Entre ese puñado de personas que recuperaba el aliento contemplando la ciudad de fondo se encontraba Elena Ruiz. «Cuando haces la romería, te reencuentras con tu niñez», confesaba. Una memoria en la que ya escriben sus primeros capítulos las pequeñas Ane y Nahia, de 5 y 7 años. «¡Teníamos muchísimas ganas!», celebraban ellas. «Es como estar en el fin del mundo, te da una sensanción de libertad... Si no es por la romería, no estaríamos aquí», añadía su abuelo, Salvador Fernández. Unos primeros pasos en la tradición que también empezó a dar el pequeño Yoel, acompañado por sus padres Ivan Delgado y Eugenia Pua. «Nos ha dicho que ya quiere volver».
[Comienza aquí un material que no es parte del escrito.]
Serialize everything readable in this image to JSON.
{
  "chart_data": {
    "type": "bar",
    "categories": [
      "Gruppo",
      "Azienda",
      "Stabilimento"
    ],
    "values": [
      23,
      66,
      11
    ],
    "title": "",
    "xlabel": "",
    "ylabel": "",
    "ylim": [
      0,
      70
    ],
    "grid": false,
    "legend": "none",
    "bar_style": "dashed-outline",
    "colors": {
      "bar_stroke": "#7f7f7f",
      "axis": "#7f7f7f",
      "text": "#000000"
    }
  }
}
Y después del esfuerzo llegó el turno de la merecida recompensa en las campas, algunos con mantel puesto y todo. «Llevamos viniendo toda la vida, aunque esta vez solo a la merienda», compartieron José Luis Caicedo, Marisa Lejería, que acuedieron con su hija Soraya y su nieto Yeray. Una campa medio vacía en la que sentarse no era un problema.